The difference between retro cool and anachronism is one of attitude. You can pillage all the referential kitsch you want – whether roller-rink synth lines, electro-clash machine-drums, J-pop croonery, glitter-ball dance beats or advertising jingle cleverness – from whatever decade and stay current, as long as you maintain the right degree of certitude. “Le hip, c’est moi,” is the necessary stance. Start to doubt yourself, and it’s all downhill.
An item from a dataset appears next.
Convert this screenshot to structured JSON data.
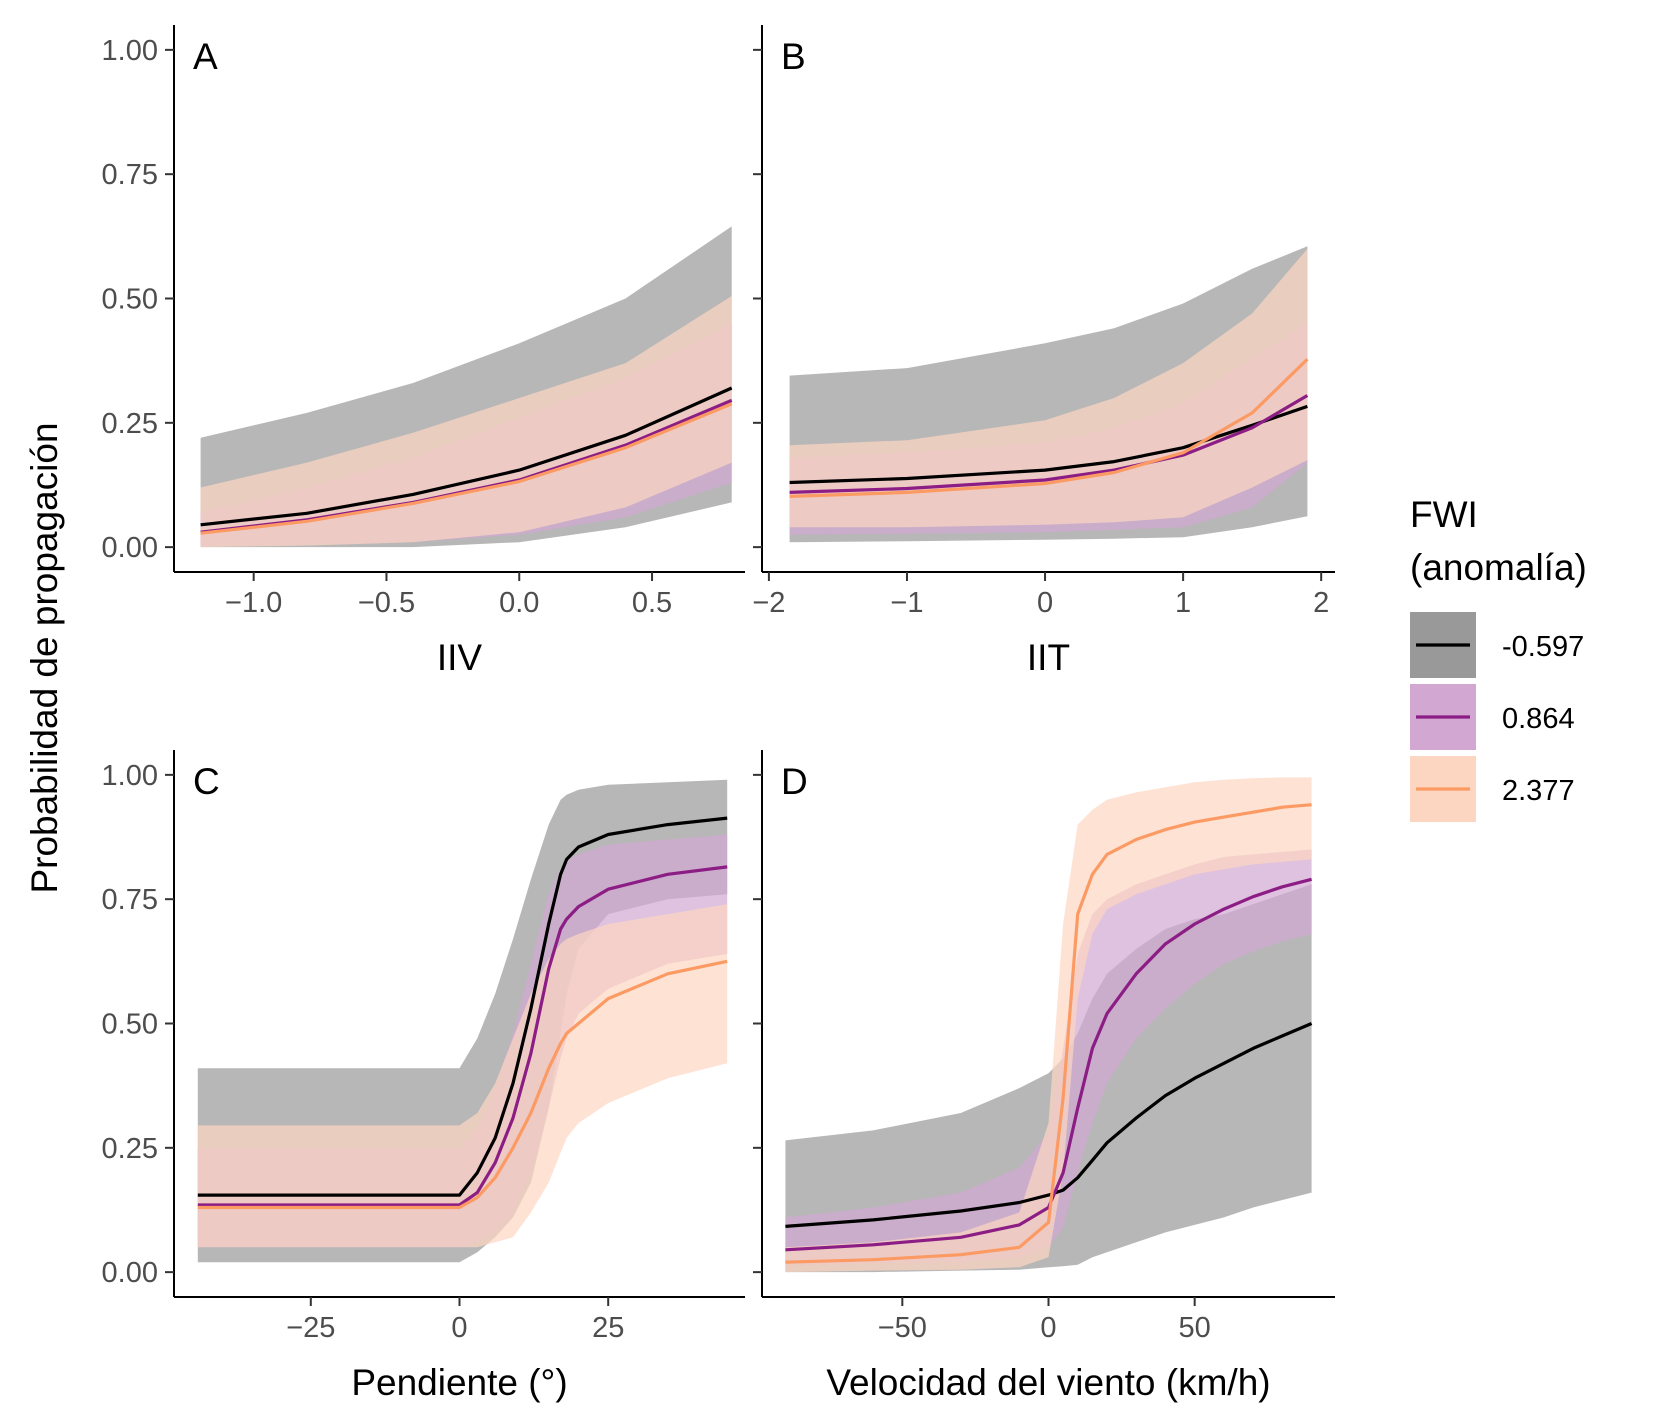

Baby Ouh!, the 10th album from the long-running Franco-German duo of Françoise Cactus and Brezel Göring, is a polyglot wink at trash pop history, effervescently filthy-mouthed and off-handedly intelligent. Songs start in one language, notch a few pop culture references, then insouciantly switch to another. There’s a bouncy decadence in even the slightest of these tracks, a gleeful whirl to the bottom sound tracked by super-sugary disco. You might catch a whiff of Abba in the crack house, or Donna Summer waking up in the gutter, neither a terrible thing in itself. And yet, you can’t help but feel that Stereo Total is dancing a little too fast, cracking a little too wise. When mid-way through 2010, you still look to Divine and Andy Warhol for iconic style, you’re not retro anymore, you’re just passé.

Thus while previous Stereo Total discs charmed with their deadpan cool, this one has a manic quality to it, as if relevance had to be proved, track by track, chorus by chorus. It starts with the very unsettling “Hello Ladies,” told in Cactus’ voice, from the perspective of an aging ladies room attendant. Caustic asides like, “I give make-up advice that they know already / They don’t give a shit about my long life,” are obviously about all kinds of things: the shallowness of the party culture, the corrosive effect of income inequality, age-ism, etc. But the song might just also be about being a pop singer in a culture that moves with lightning speed, forgetting about bands far more recently born than Stereo Total, and leaving hardly a bubble in its wake. (Today’s empty icon, Lady Gaga, gets a nod later on, in the dreamily melancholy “Lady Dandy.”)

It’s Göring who scores the sharpest points on this disc, with his sort-of tribute to Almodovar’s Bad Education in the song “I Wanna Be a Mamma.” The lyrics veer into dysfunction almost immediately, as Göring daydreams about cross-dressing a son and naming him Lucifer, yet the music bubbles on in a happy, cluelessly buoyant melody. It makes you wonder, if you don’t speak French or German, what the hell these two go on about during the rest of the album.

The covers on Baby Ouh! showcase a playful, irreverent expertise that covers many different styles of pop. There’s a panting, electro-bop version of Kraftwerk’s “Tour de France,” a disco-trash romp through Brigitte Fontaine’s “La Barbe A Papa,” and a tongue-in-cheek gender-play on “Wenn Ich Ein Junge Wär,” (“If I Were a Boy”) from 1950s pop star Rita Pavone (via Nina Hagen). But none of these are as simultaneously clever and silly, daring and frivolous, as Cactus and Göring on their own account, enumerating the contents of Divine’s handbag (“Divine”) or crying metal tears (“Larmes De Métal”).

It would all be quite enjoyable if you didn’t have the sense that they were trying too hard, and, in frantically reconfiguring the most transient of pop kitsch, had somehow become their own raw material.